Lorsque s'est achevé Les Légions immortelles, premier volet du faux diptyque et vrai roman coupé en deux Succession, Laurent Zaï, le commandant de la frégate impériale Lynx, se trouvait en fâcheuse posture. Après avoir successivement échoué dans une mission de libération d'otage — la sœur de l'Empereur, quand même —, refusé le poignard de la faute de sang sanctionnant cet échec et déjoué une mutinerie, l'officier talentueux s'était vu confier une ultime mission en forme de suicide programmé. Dès l'ouverture de ce second volet, nous ne sommes pas confinés longtemps dans une attente insupportable. Tous les avertisseurs dans le rouge, les armes déployées et sa configuration interne refaçonnée, le vaisseau impérial monte à l'assaut du croiseur Rix annoncé à la fin du précédent volume. La mission est claire : détruire l'antenne mise en place par celui-ci et ainsi l'empêcher de capter le secret de l'Empire détenu par la conscience composite qui phagocyte le réseau planétaire de Legis XV.
Et c'est parti pour 158 pages (sur 440) d'affrontements par drones interposés, d'échanges de tirs avec des armes effrayantes — micro-missiles, canons à gravité, lasers et j'en passe —, d'esquives, d'accélérations gravitiques inhumaines, de joute chevaleresque (si si !), de considérations tactiques, de coups de théâtre, de sang, de décompressions explosives et de psychologie en berne ; le grand folklore habituel du space opera mais narré de manière efficace. En fait, Succession est sur ce point l'équivalent littéraire d'un blockbuster chargé à bloc. On en prend plein la tête et on en redemande. Et puis, passé cette première partie éprouvante au rythme resserré, le cadre change. Le récit alterne désormais les scènes dans l'espace autour de Legis XV et celles se déroulant dans la capitale impériale. De même, l'enjeu de l'affrontement se déplace mais cela, on le pressentait déjà dans Les Légions immortelles. L'attention se fixe sur ce fameux secret de l'Empire, pivot de la suprématie de l'empereur et de la stabilité politique et sociale des quatre-vingt mondes humains qu'il gouverne. L'auteur plonge le lecteur au centre des luttes entre factions à la cour impériale en lui faisant épouser la cause du fort empathique sénateur Nara Oxham, par ailleurs amante de Zaï. La tension change de nature et les intrigues politiques, sans être totalement tordues, restent d'autant plus intéressantes que se posent des questions déterminantes pour l'avenir de cette post-humanité.

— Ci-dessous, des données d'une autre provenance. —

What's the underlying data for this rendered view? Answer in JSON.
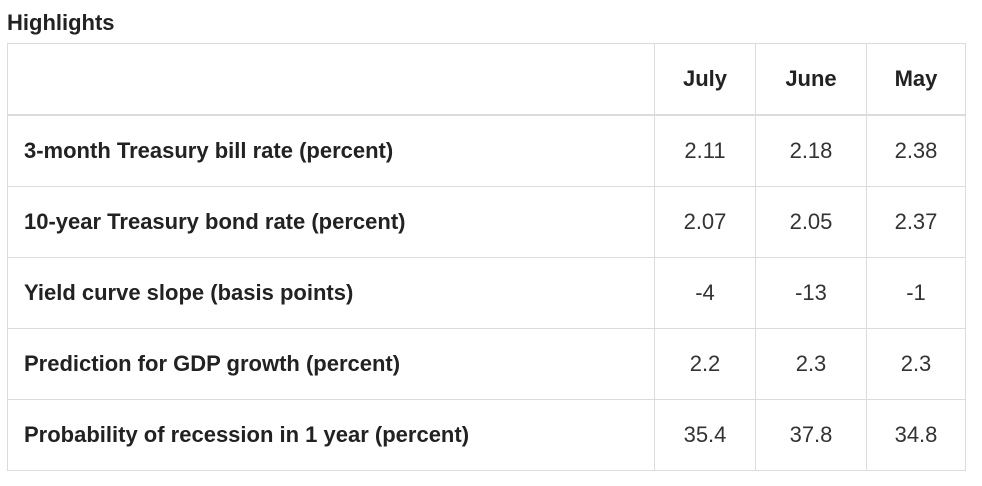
{
  "title": "Highlights",
  "columns": [
    "",
    "July",
    "June",
    "May"
  ],
  "rows": [
    {
      "label": "3-month Treasury bill rate (percent)",
      "values": [
        "2.11",
        "2.18",
        "2.38"
      ]
    },
    {
      "label": "10-year Treasury bond rate (percent)",
      "values": [
        "2.07",
        "2.05",
        "2.37"
      ]
    },
    {
      "label": "Yield curve slope (basis points)",
      "values": [
        "-4",
        "-13",
        "-1"
      ]
    },
    {
      "label": "Prediction for GDP growth (percent)",
      "values": [
        "2.2",
        "2.3",
        "2.3"
      ]
    },
    {
      "label": "Probability of recession in 1 year (percent)",
      "values": [
        "35.4",
        "37.8",
        "34.8"
      ]
    }
  ]
}
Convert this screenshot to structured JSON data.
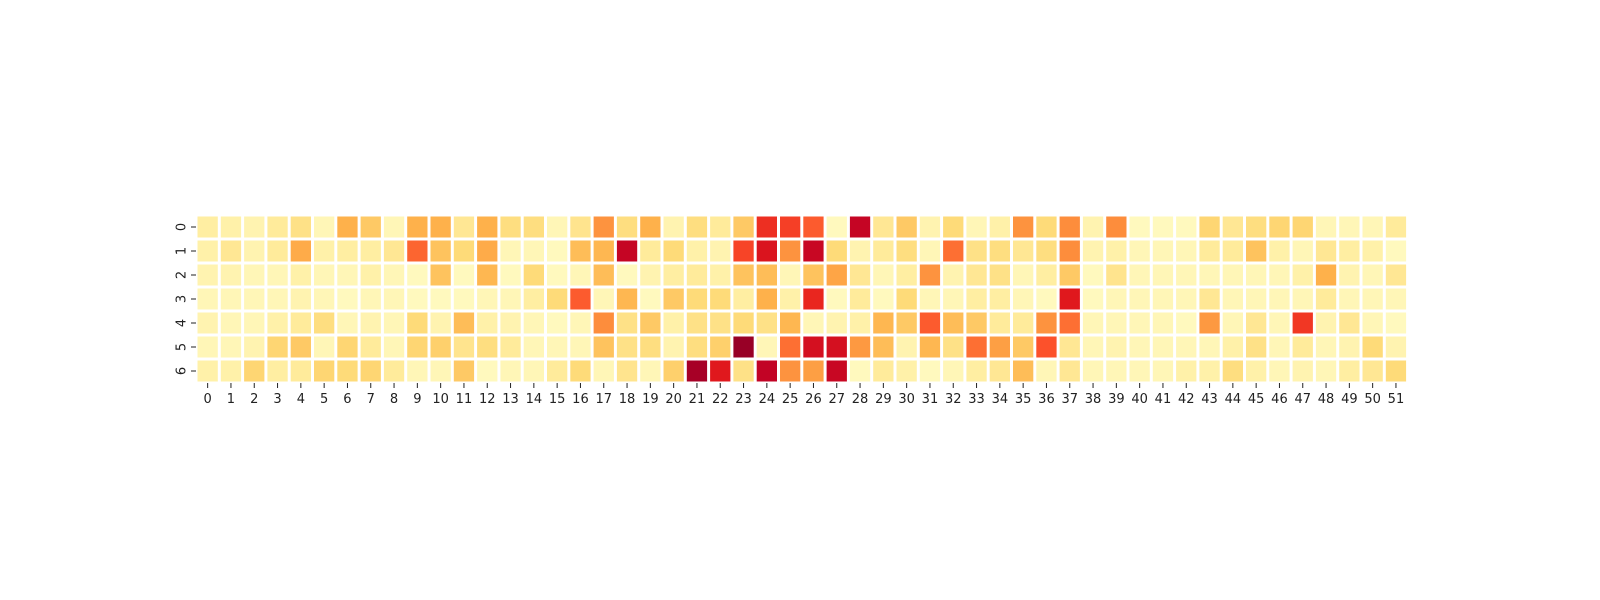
{
  "chart_data": {
    "type": "heatmap",
    "title": "",
    "xlabel": "",
    "ylabel": "",
    "x_tick_labels": [
      "0",
      "1",
      "2",
      "3",
      "4",
      "5",
      "6",
      "7",
      "8",
      "9",
      "10",
      "11",
      "12",
      "13",
      "14",
      "15",
      "16",
      "17",
      "18",
      "19",
      "20",
      "21",
      "22",
      "23",
      "24",
      "25",
      "26",
      "27",
      "28",
      "29",
      "30",
      "31",
      "32",
      "33",
      "34",
      "35",
      "36",
      "37",
      "38",
      "39",
      "40",
      "41",
      "42",
      "43",
      "44",
      "45",
      "46",
      "47",
      "48",
      "49",
      "50",
      "51"
    ],
    "y_tick_labels": [
      "0",
      "1",
      "2",
      "3",
      "4",
      "5",
      "6"
    ],
    "colormap": "YlOrRd",
    "colorbar": false,
    "value_range": [
      0,
      1
    ],
    "cell_gap_color": "#ffffff",
    "values": [
      [
        0.12,
        0.1,
        0.08,
        0.14,
        0.2,
        0.06,
        0.38,
        0.3,
        0.06,
        0.38,
        0.38,
        0.16,
        0.38,
        0.22,
        0.22,
        0.06,
        0.18,
        0.48,
        0.22,
        0.38,
        0.08,
        0.22,
        0.14,
        0.3,
        0.7,
        0.66,
        0.6,
        0.04,
        0.85,
        0.16,
        0.3,
        0.08,
        0.24,
        0.06,
        0.1,
        0.48,
        0.24,
        0.5,
        0.08,
        0.5,
        0.04,
        0.04,
        0.04,
        0.26,
        0.16,
        0.22,
        0.26,
        0.26,
        0.06,
        0.06,
        0.06,
        0.14
      ],
      [
        0.1,
        0.16,
        0.08,
        0.14,
        0.4,
        0.1,
        0.12,
        0.12,
        0.16,
        0.58,
        0.32,
        0.24,
        0.4,
        0.06,
        0.06,
        0.04,
        0.34,
        0.36,
        0.85,
        0.14,
        0.24,
        0.1,
        0.08,
        0.65,
        0.78,
        0.48,
        0.84,
        0.24,
        0.08,
        0.14,
        0.22,
        0.06,
        0.56,
        0.2,
        0.22,
        0.16,
        0.22,
        0.5,
        0.08,
        0.1,
        0.06,
        0.06,
        0.06,
        0.14,
        0.14,
        0.32,
        0.1,
        0.06,
        0.16,
        0.12,
        0.1,
        0.04
      ],
      [
        0.08,
        0.08,
        0.06,
        0.06,
        0.1,
        0.06,
        0.06,
        0.1,
        0.06,
        0.04,
        0.32,
        0.04,
        0.36,
        0.04,
        0.24,
        0.04,
        0.06,
        0.34,
        0.04,
        0.08,
        0.12,
        0.14,
        0.1,
        0.32,
        0.34,
        0.06,
        0.32,
        0.42,
        0.16,
        0.06,
        0.12,
        0.48,
        0.08,
        0.16,
        0.2,
        0.06,
        0.12,
        0.3,
        0.04,
        0.18,
        0.06,
        0.06,
        0.06,
        0.06,
        0.06,
        0.06,
        0.06,
        0.1,
        0.38,
        0.08,
        0.06,
        0.16
      ],
      [
        0.06,
        0.06,
        0.06,
        0.06,
        0.08,
        0.06,
        0.04,
        0.06,
        0.06,
        0.04,
        0.04,
        0.04,
        0.06,
        0.06,
        0.12,
        0.24,
        0.6,
        0.06,
        0.36,
        0.04,
        0.3,
        0.24,
        0.24,
        0.12,
        0.38,
        0.1,
        0.72,
        0.04,
        0.14,
        0.04,
        0.24,
        0.06,
        0.06,
        0.12,
        0.12,
        0.06,
        0.04,
        0.76,
        0.04,
        0.06,
        0.06,
        0.06,
        0.06,
        0.16,
        0.06,
        0.06,
        0.06,
        0.06,
        0.14,
        0.06,
        0.06,
        0.06
      ],
      [
        0.08,
        0.06,
        0.06,
        0.1,
        0.14,
        0.22,
        0.06,
        0.08,
        0.06,
        0.24,
        0.08,
        0.34,
        0.1,
        0.08,
        0.06,
        0.04,
        0.06,
        0.5,
        0.2,
        0.3,
        0.1,
        0.2,
        0.2,
        0.24,
        0.2,
        0.36,
        0.06,
        0.08,
        0.1,
        0.36,
        0.3,
        0.6,
        0.34,
        0.3,
        0.14,
        0.14,
        0.48,
        0.56,
        0.06,
        0.06,
        0.06,
        0.06,
        0.04,
        0.46,
        0.06,
        0.16,
        0.06,
        0.68,
        0.08,
        0.16,
        0.06,
        0.04
      ],
      [
        0.06,
        0.06,
        0.08,
        0.26,
        0.3,
        0.06,
        0.26,
        0.14,
        0.06,
        0.26,
        0.28,
        0.18,
        0.22,
        0.14,
        0.06,
        0.06,
        0.06,
        0.32,
        0.2,
        0.22,
        0.08,
        0.22,
        0.28,
        0.95,
        0.06,
        0.56,
        0.8,
        0.8,
        0.46,
        0.34,
        0.08,
        0.36,
        0.2,
        0.56,
        0.44,
        0.3,
        0.62,
        0.16,
        0.06,
        0.08,
        0.06,
        0.06,
        0.06,
        0.06,
        0.1,
        0.2,
        0.06,
        0.14,
        0.06,
        0.08,
        0.24,
        0.08
      ],
      [
        0.1,
        0.1,
        0.26,
        0.12,
        0.14,
        0.26,
        0.24,
        0.26,
        0.14,
        0.06,
        0.06,
        0.3,
        0.04,
        0.06,
        0.06,
        0.14,
        0.24,
        0.06,
        0.18,
        0.06,
        0.28,
        0.92,
        0.76,
        0.2,
        0.86,
        0.48,
        0.44,
        0.84,
        0.04,
        0.14,
        0.1,
        0.04,
        0.06,
        0.12,
        0.16,
        0.34,
        0.06,
        0.16,
        0.06,
        0.06,
        0.06,
        0.06,
        0.1,
        0.1,
        0.22,
        0.1,
        0.06,
        0.08,
        0.06,
        0.12,
        0.16,
        0.24
      ]
    ]
  }
}
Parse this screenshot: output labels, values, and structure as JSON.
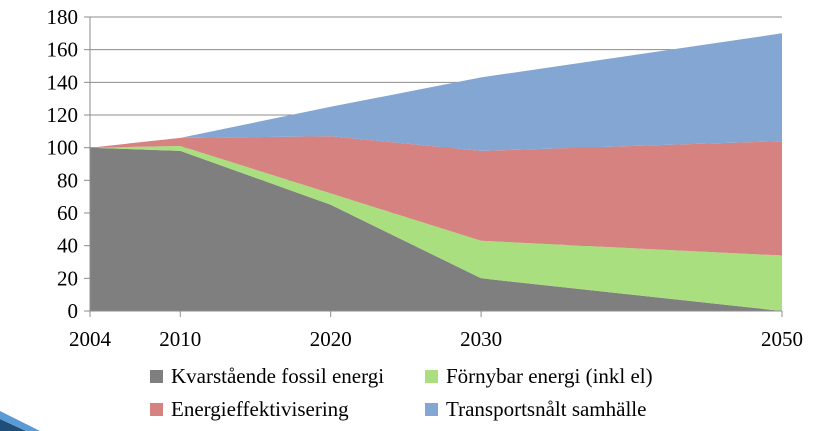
{
  "chart_data": {
    "type": "area",
    "stacked": true,
    "x": [
      "2004",
      "2010",
      "2020",
      "2030",
      "2050"
    ],
    "x_positions": [
      2004,
      2010,
      2020,
      2030,
      2050
    ],
    "xlim": [
      2004,
      2050
    ],
    "ylim": [
      0,
      180
    ],
    "yticks": [
      0,
      20,
      40,
      60,
      80,
      100,
      120,
      140,
      160,
      180
    ],
    "ytick_labels": [
      "0",
      "20",
      "40",
      "60",
      "80",
      "100",
      "120",
      "140",
      "160",
      "180"
    ],
    "grid": "horizontal",
    "legend_position": "bottom",
    "series": [
      {
        "name": "Kvarstående fossil energi",
        "color": "#7f7f7f",
        "values": [
          100,
          98,
          65,
          20,
          0
        ]
      },
      {
        "name": "Förnybar energi (inkl el)",
        "color": "#a9df7e",
        "values": [
          0,
          3,
          7,
          23,
          34
        ]
      },
      {
        "name": "Energieffektivisering",
        "color": "#d58280",
        "values": [
          0,
          5,
          35,
          55,
          70
        ]
      },
      {
        "name": "Transportsnålt samhälle",
        "color": "#84a6d3",
        "values": [
          0,
          0,
          18,
          45,
          66
        ]
      }
    ]
  },
  "icons": {
    "corner": "blue-corner-arrow"
  },
  "colors": {
    "corner_dark": "#1f4e79",
    "corner_light": "#5b9bd5"
  }
}
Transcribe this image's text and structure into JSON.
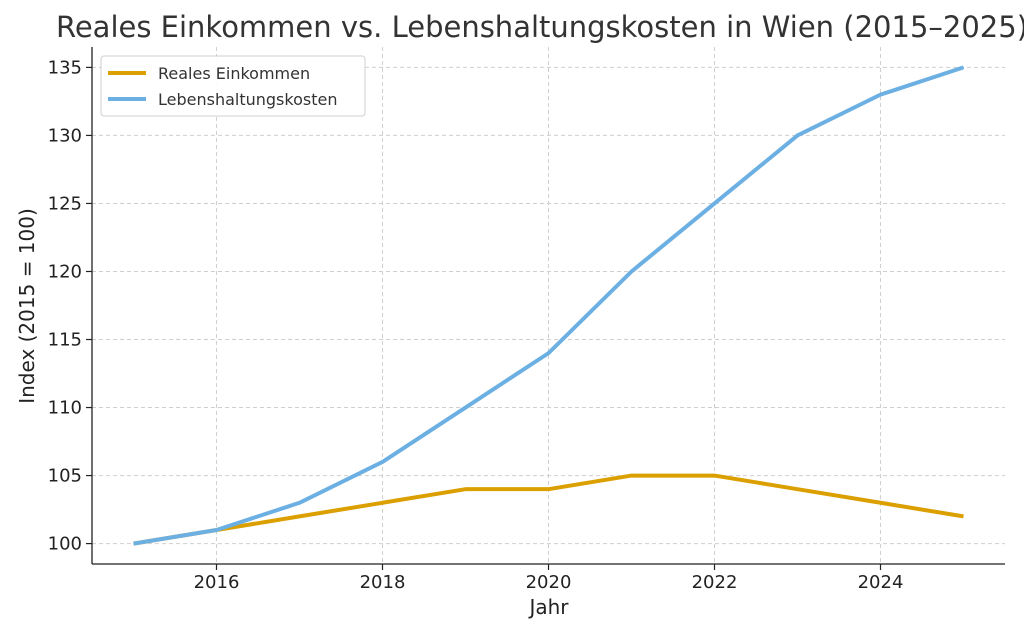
{
  "chart_data": {
    "type": "line",
    "title": "Reales Einkommen vs. Lebenshaltungskosten in Wien (2015–2025)",
    "xlabel": "Jahr",
    "ylabel": "Index (2015 = 100)",
    "x": [
      2015,
      2016,
      2017,
      2018,
      2019,
      2020,
      2021,
      2022,
      2023,
      2024,
      2025
    ],
    "xlim": [
      2014.5,
      2025.5
    ],
    "ylim": [
      98.5,
      136.5
    ],
    "x_ticks": [
      2016,
      2018,
      2020,
      2022,
      2024
    ],
    "y_ticks": [
      100,
      105,
      110,
      115,
      120,
      125,
      130,
      135
    ],
    "grid": true,
    "legend_position": "top-left",
    "series": [
      {
        "name": "Reales Einkommen",
        "color": "#DBA000",
        "values": [
          100,
          101,
          102,
          103,
          104,
          104,
          105,
          105,
          104,
          103,
          102
        ]
      },
      {
        "name": "Lebenshaltungskosten",
        "color": "#6CB0E3",
        "values": [
          100,
          101,
          103,
          106,
          110,
          114,
          120,
          125,
          130,
          133,
          135
        ]
      }
    ]
  }
}
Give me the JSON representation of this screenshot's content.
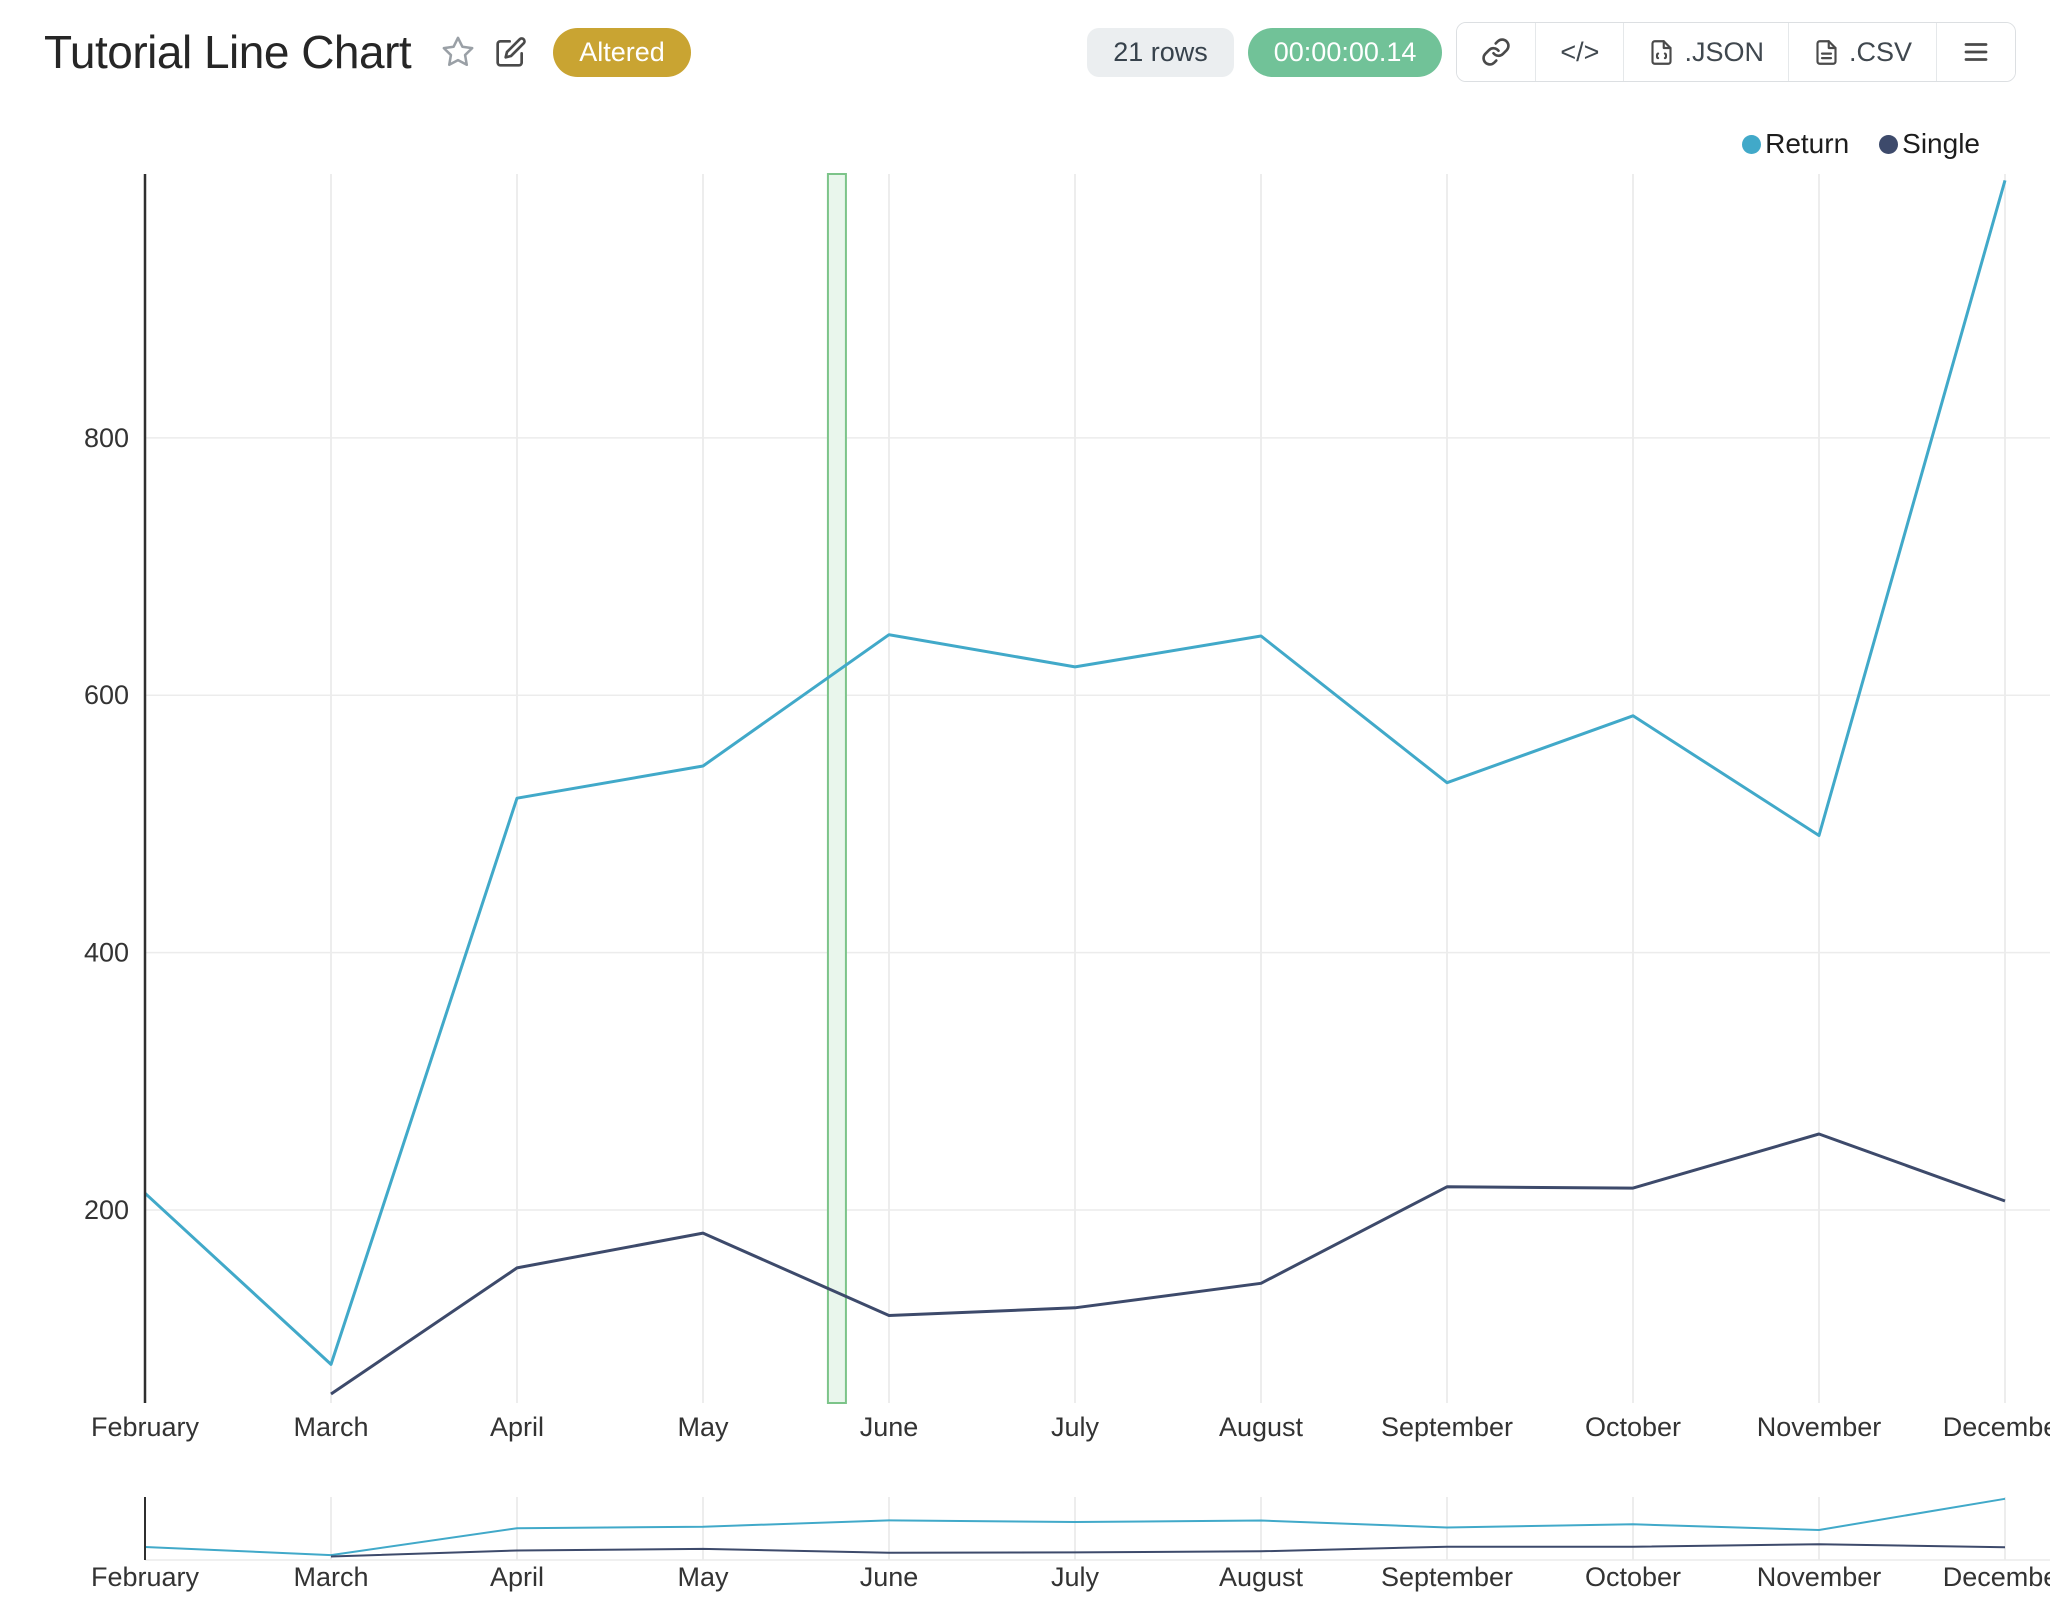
{
  "header": {
    "title": "Tutorial Line Chart",
    "status_badge": "Altered",
    "rows_badge": "21 rows",
    "runtime_badge": "00:00:00.14",
    "buttons": {
      "code": "</>",
      "json": ".JSON",
      "csv": ".CSV"
    }
  },
  "colors": {
    "status_badge_bg": "#c9a432",
    "rows_badge_bg": "#ebeef0",
    "runtime_badge_bg": "#71c298",
    "highlight_band_fill": "#e9f6ec",
    "highlight_band_border": "#7cc489",
    "axis_line": "#2f2f2f",
    "gridline": "#e7e7e7"
  },
  "chart_data": {
    "type": "line",
    "title": "Tutorial Line Chart",
    "xlabel": "",
    "ylabel": "",
    "categories": [
      "February",
      "March",
      "April",
      "May",
      "June",
      "July",
      "August",
      "September",
      "October",
      "November",
      "December"
    ],
    "series": [
      {
        "name": "Return",
        "color": "#41a9c9",
        "values": [
          213,
          80,
          520,
          545,
          647,
          622,
          646,
          532,
          584,
          491,
          1000
        ]
      },
      {
        "name": "Single",
        "color": "#3d4a6b",
        "values": [
          null,
          57,
          155,
          182,
          118,
          124,
          143,
          218,
          217,
          259,
          207
        ]
      }
    ],
    "yticks": [
      200,
      400,
      600,
      800
    ],
    "ylim": [
      50,
      1005
    ],
    "grid": true,
    "legend_position": "top-right",
    "highlight_band": {
      "between": [
        "May",
        "June"
      ],
      "fraction": 0.72
    },
    "range_slider_mini_chart": true
  }
}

Succession demeure un concentré jouissif d'action et de sense of wonder, il est tout à fait inutile de le nier. Cependant, le roman fourmille également de nombreuses bonnes idées et on y sent poindre en filigrane ce vertige spéculatif et ces relations troubles et troublantes entre le silicium et la chair que l'on avait perçus dans le chef-d'œuvre — j'assume l'emploi du terme — de l'auteur, L'I.A. et son double. Ainsi la touche Westerfeld opère-t-elle subtilement pour contrer une sortie d'histoire besogneuse à la Alastair Reynolds — je pense au cycle des « Inhibiteurs » en particulier —, ou décevante, façon Ken MacLeod : souvenez-vous du très récent La Veillée de Newton. Pourtant, ce second volet offre moins de moments d'intimité, comme le permettaient les flash-back contemplatifs du premier. L'heure n'est plus à la flânerie car le cadre et les personnages sont posés. Scott Westerfeld déroule donc son récit sans se perdre dans les méandres filandreux d'une intrigue qui tirerait à la ligne. Tout juste s'autorise-t-il à achever son roman sur une touche romantique — l'amour plus fort que tout — que certains jugeront peut-être too much. Qu'ils se consolent, car le récit aboutit finalement à un dénouement logique que l'on pourrait résumer par la formule de Paul Valery : toutes les civilisations sont mortelles. Fort heureusement, se permettra-t-on d'ajouter.